The IB CAS programme aims to develop students who are: reflective thinkers, willing to accept new challenges, aware of themselves as members of communities with responsibilities towards each other, active participants in sustained, collaborative projects; and enjoy a range of activities involving intellectual, physical, creative and emotional experiences.

Creativity is interpreted broadly to include a wide range of activities that involve creative thinking. Creativity provides students with the opportunity to explore their own sense of original thinking and expression. In History, students are required to research, investigate, collate, and present their findings, to form theses and express these in the form of essays which demonstrate not just understanding but also insight and originality.

Service requires students to understand their capacity to make a meaningful contribution to their community and society. Through Service, students develop and apply personal and social skills in real-life situations involving decision-making, problem solving, initiative, responsibility, and accountability for their actions. In History, students relect deeply upon the nature of human society and how it is organised. They also consider the importance of democracy in preventing violent revolution and the horror of dictatorships. Through the process of debate and role-play they are constantly involved in decision-making, whilst their residential trips to Barcelona and the First World War Battlefields help them to reflect upon the importance of internationalism.

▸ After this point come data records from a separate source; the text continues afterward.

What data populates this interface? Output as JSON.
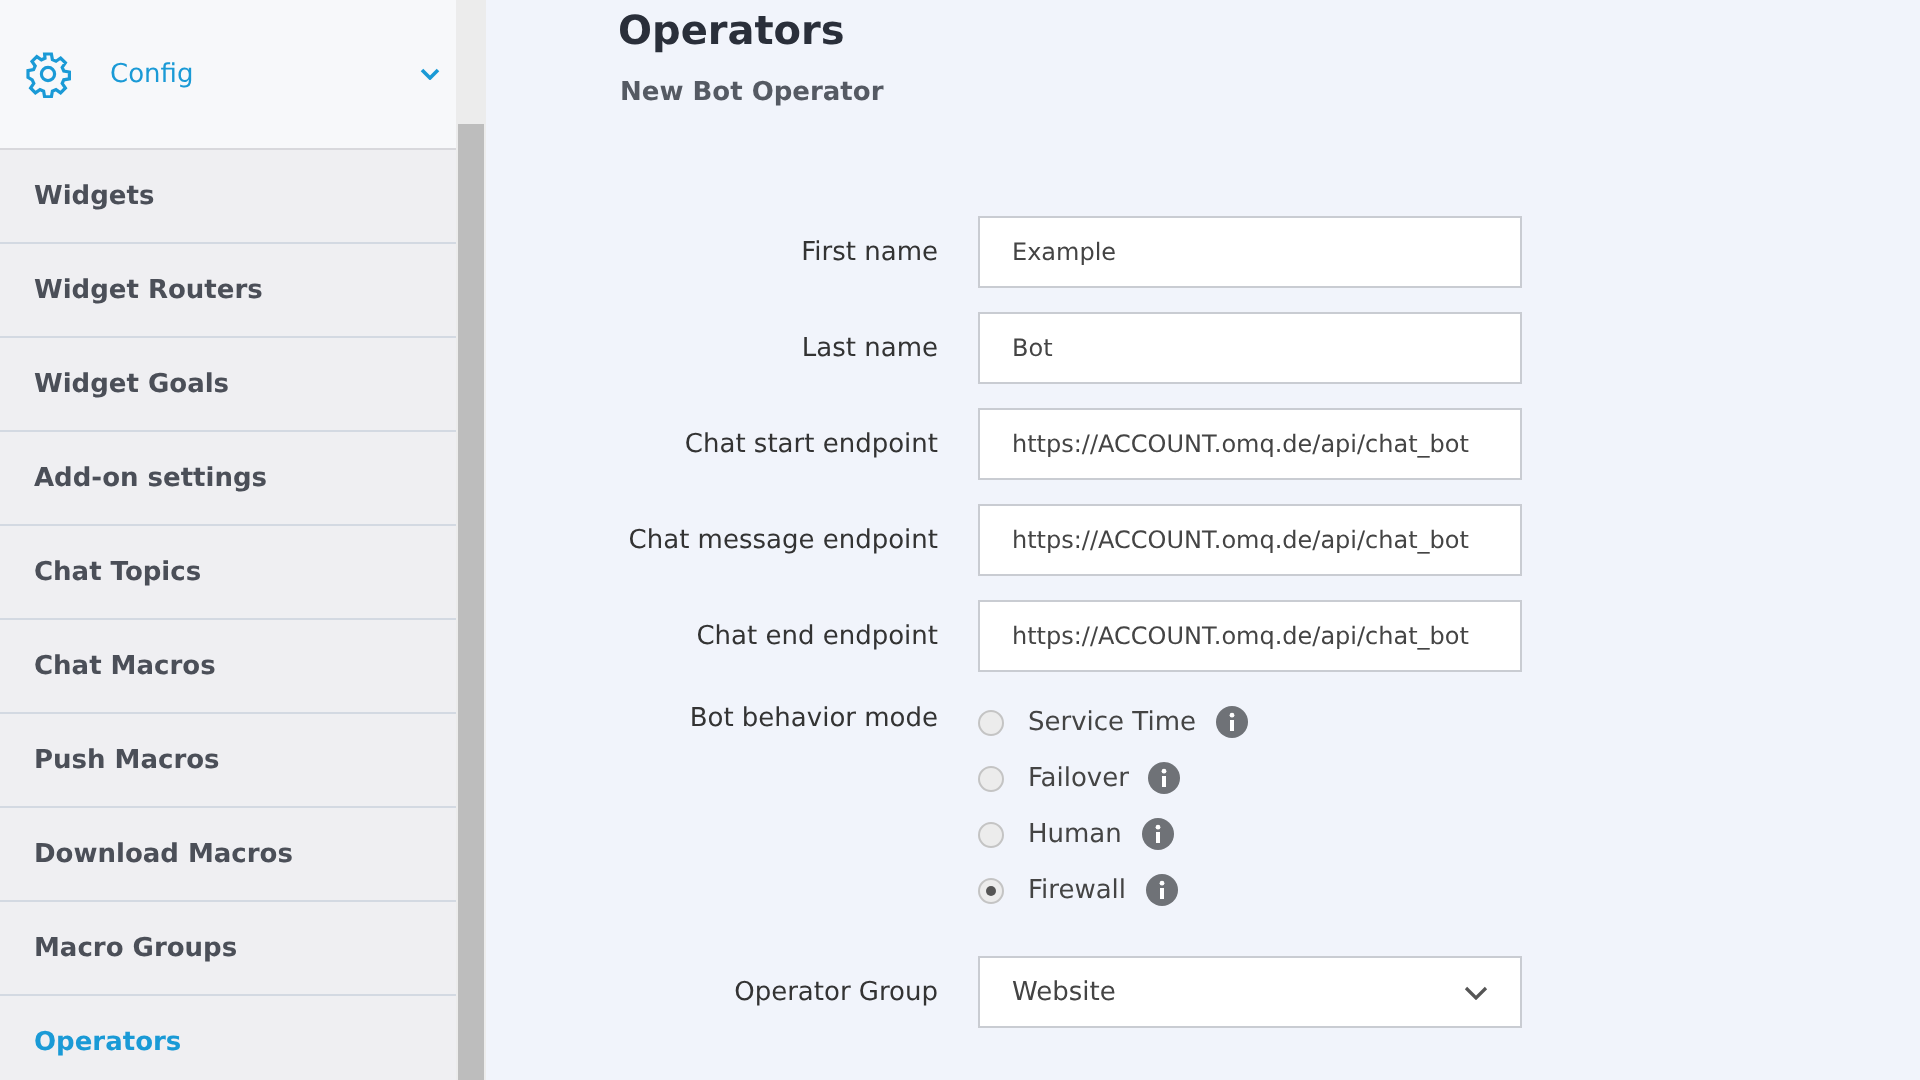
{
  "sidebar": {
    "header": {
      "label": "Config",
      "expanded": true
    },
    "items": [
      {
        "label": "Widgets",
        "selected": false
      },
      {
        "label": "Widget Routers",
        "selected": false
      },
      {
        "label": "Widget Goals",
        "selected": false
      },
      {
        "label": "Add-on settings",
        "selected": false
      },
      {
        "label": "Chat Topics",
        "selected": false
      },
      {
        "label": "Chat Macros",
        "selected": false
      },
      {
        "label": "Push Macros",
        "selected": false
      },
      {
        "label": "Download Macros",
        "selected": false
      },
      {
        "label": "Macro Groups",
        "selected": false
      },
      {
        "label": "Operators",
        "selected": true
      }
    ]
  },
  "page": {
    "title": "Operators",
    "subtitle": "New Bot Operator"
  },
  "form": {
    "fields": [
      {
        "label": "First name",
        "value": "Example"
      },
      {
        "label": "Last name",
        "value": "Bot"
      },
      {
        "label": "Chat start endpoint",
        "value": "https://ACCOUNT.omq.de/api/chat_bot"
      },
      {
        "label": "Chat message endpoint",
        "value": "https://ACCOUNT.omq.de/api/chat_bot"
      },
      {
        "label": "Chat end endpoint",
        "value": "https://ACCOUNT.omq.de/api/chat_bot"
      }
    ],
    "mode": {
      "label": "Bot behavior mode",
      "options": [
        {
          "label": "Service Time",
          "selected": false
        },
        {
          "label": "Failover",
          "selected": false
        },
        {
          "label": "Human",
          "selected": false
        },
        {
          "label": "Firewall",
          "selected": true
        }
      ]
    },
    "group": {
      "label": "Operator Group",
      "value": "Website"
    }
  }
}
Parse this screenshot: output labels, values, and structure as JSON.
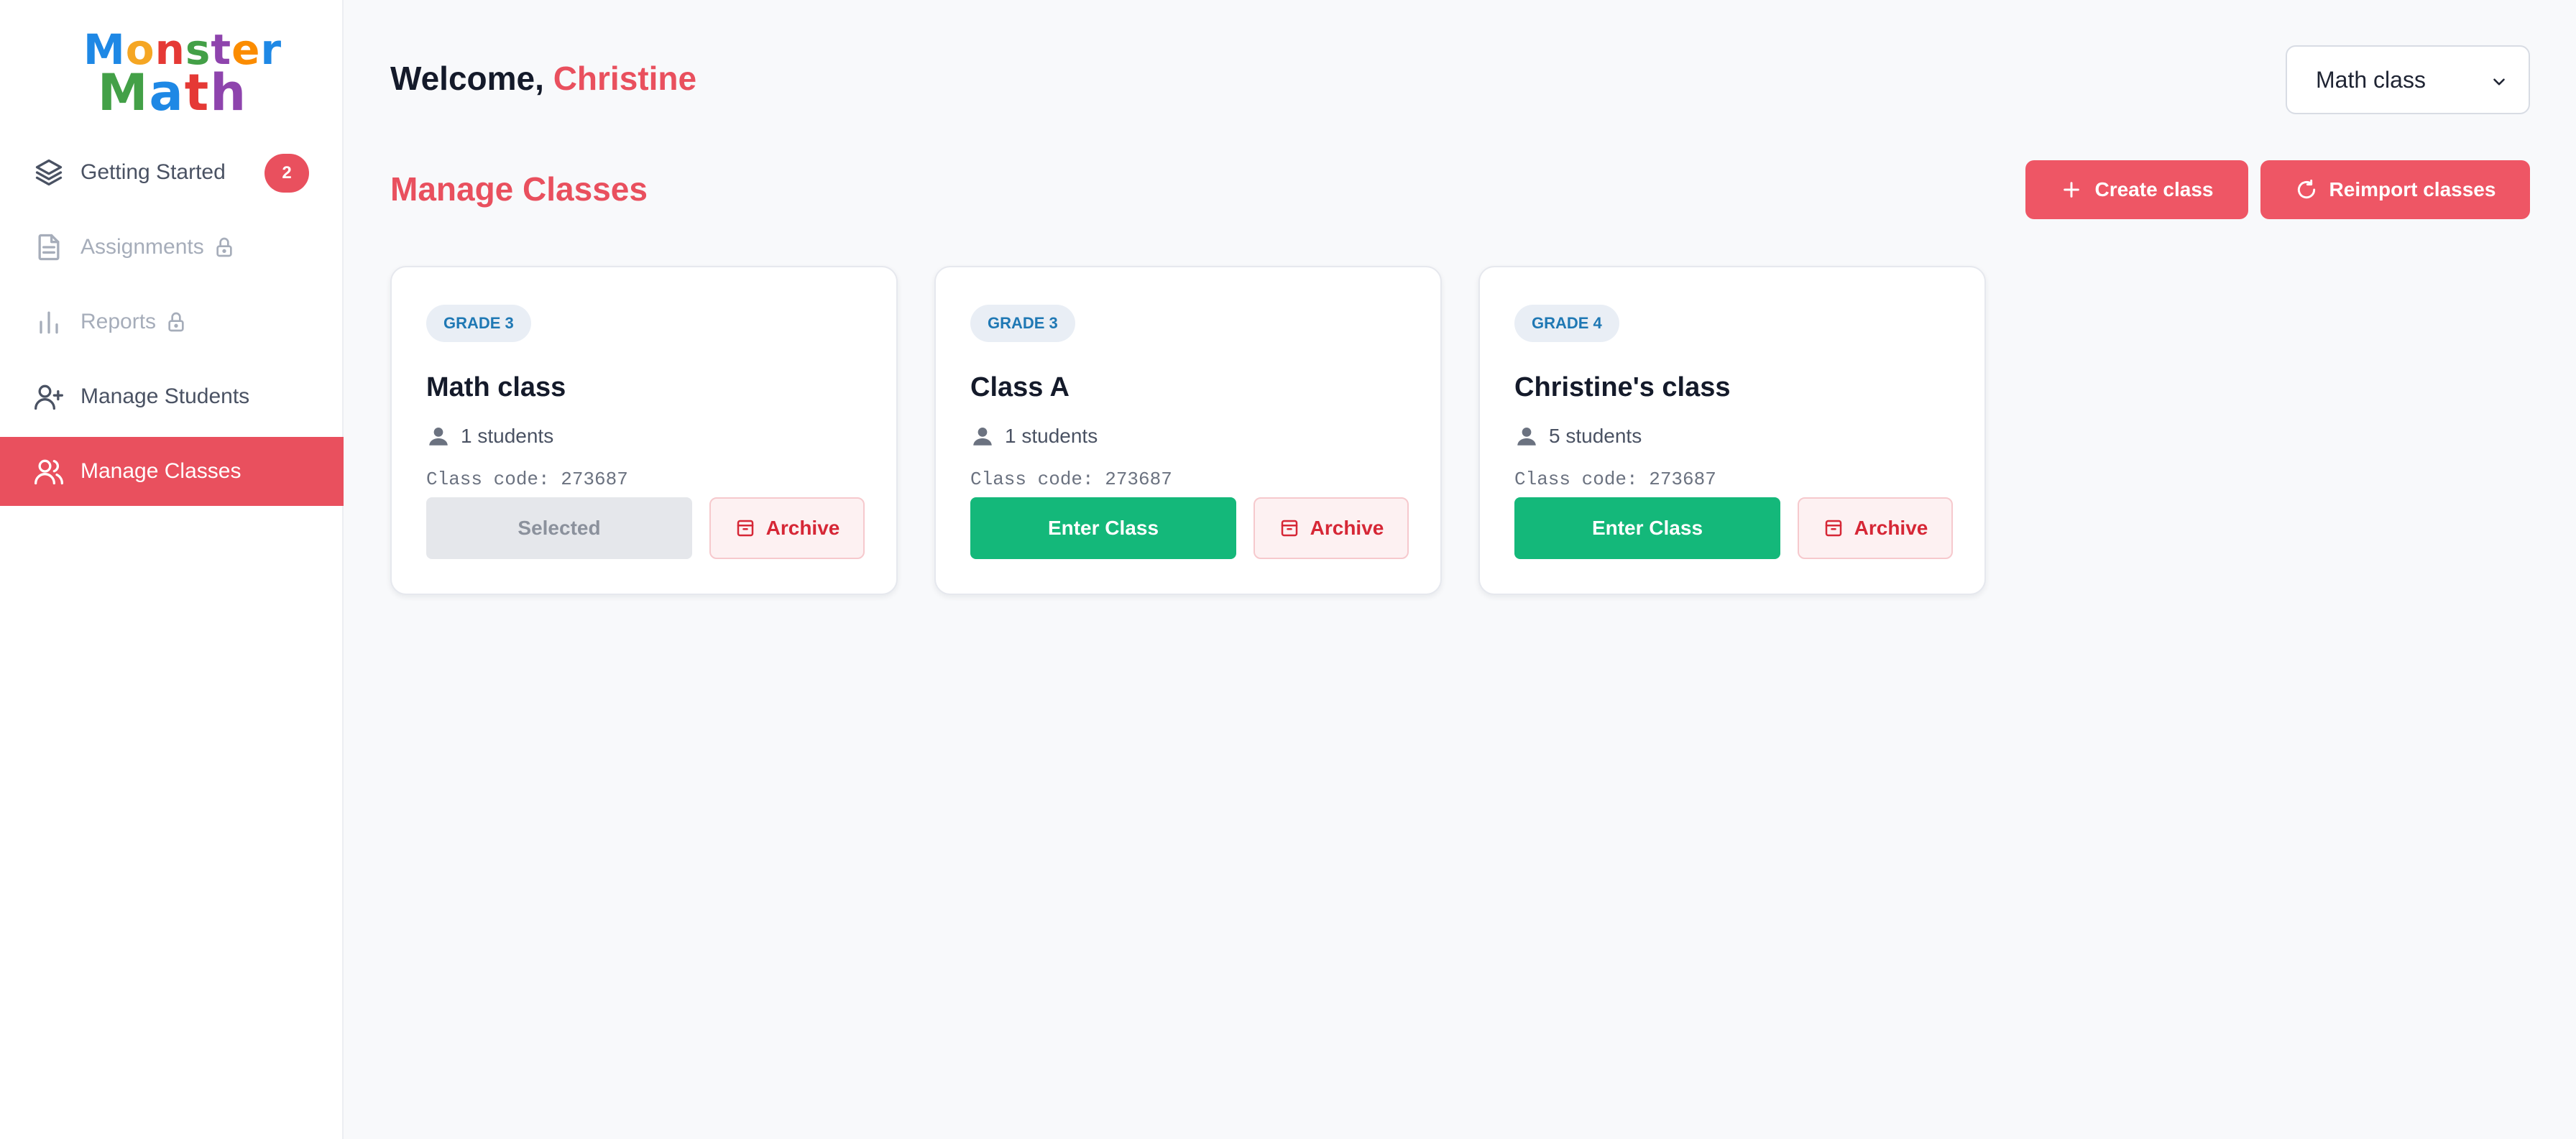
{
  "logo": {
    "line1": [
      "M",
      "o",
      "n",
      "s",
      "t",
      "e",
      "r"
    ],
    "line2": [
      "M",
      "a",
      "t",
      "h"
    ],
    "colors1": [
      "#1e88e5",
      "#f5a623",
      "#e53935",
      "#43a047",
      "#8e44ad",
      "#fb8c00",
      "#1e88e5"
    ],
    "colors2": [
      "#43a047",
      "#1e88e5",
      "#e53935",
      "#8e44ad"
    ]
  },
  "sidebar": {
    "items": [
      {
        "label": "Getting Started",
        "icon": "layers-icon",
        "badge": "2"
      },
      {
        "label": "Assignments",
        "icon": "document-icon",
        "locked": true
      },
      {
        "label": "Reports",
        "icon": "bar-chart-icon",
        "locked": true
      },
      {
        "label": "Manage Students",
        "icon": "user-plus-icon"
      },
      {
        "label": "Manage Classes",
        "icon": "users-icon",
        "active": true
      }
    ]
  },
  "header": {
    "welcome_prefix": "Welcome,",
    "user_name": "Christine",
    "class_select_value": "Math class"
  },
  "main": {
    "title": "Manage Classes",
    "create_label": "Create class",
    "reimport_label": "Reimport classes"
  },
  "classes": [
    {
      "grade": "GRADE 3",
      "name": "Math class",
      "students": "1 students",
      "code": "Class code: 273687",
      "action": "Selected",
      "archive": "Archive"
    },
    {
      "grade": "GRADE 3",
      "name": "Class A",
      "students": "1 students",
      "code": "Class code: 273687",
      "action": "Enter Class",
      "archive": "Archive"
    },
    {
      "grade": "GRADE 4",
      "name": "Christine's class",
      "students": "5 students",
      "code": "Class code: 273687",
      "action": "Enter Class",
      "archive": "Archive"
    }
  ],
  "colors": {
    "accent": "#e9505e",
    "success": "#14b87a",
    "grade_text": "#1f78b4"
  }
}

They are also responsible for fundraising during our whole-school activities around Remembrance Week and helping to deliver an assembly about the nature of remembrance and the concepts of honour, duty, pacifism and resistance.

IB History and the IB Learner Profile

• The IB Learner Profile serves as a model for all members of our community here at the IST.

• Moreover, the Group 3 subjects (Business and Management, Geography, and History) have pioneered a new initiative to ensure that the IB Learner profile is embedded into our practice.

• We have divided a large display board into ten permanent ‘zones’ for each of the Learner Profile elements. Into these, we regularly place photographs of students of all ages engaged in activities in the classroom, then get the students to write a caption reflecting where each of these photographs should be placed in the display.

• As the display has built up we have been able to ensure not only that students actively reflect on the IB Learner Profile, but also that we teachers can identify which criteria we are delivering particularly strongly, and which require further emphasis.

The photographs and associated captions are being archived as the display continues to grow and will be available for inspection.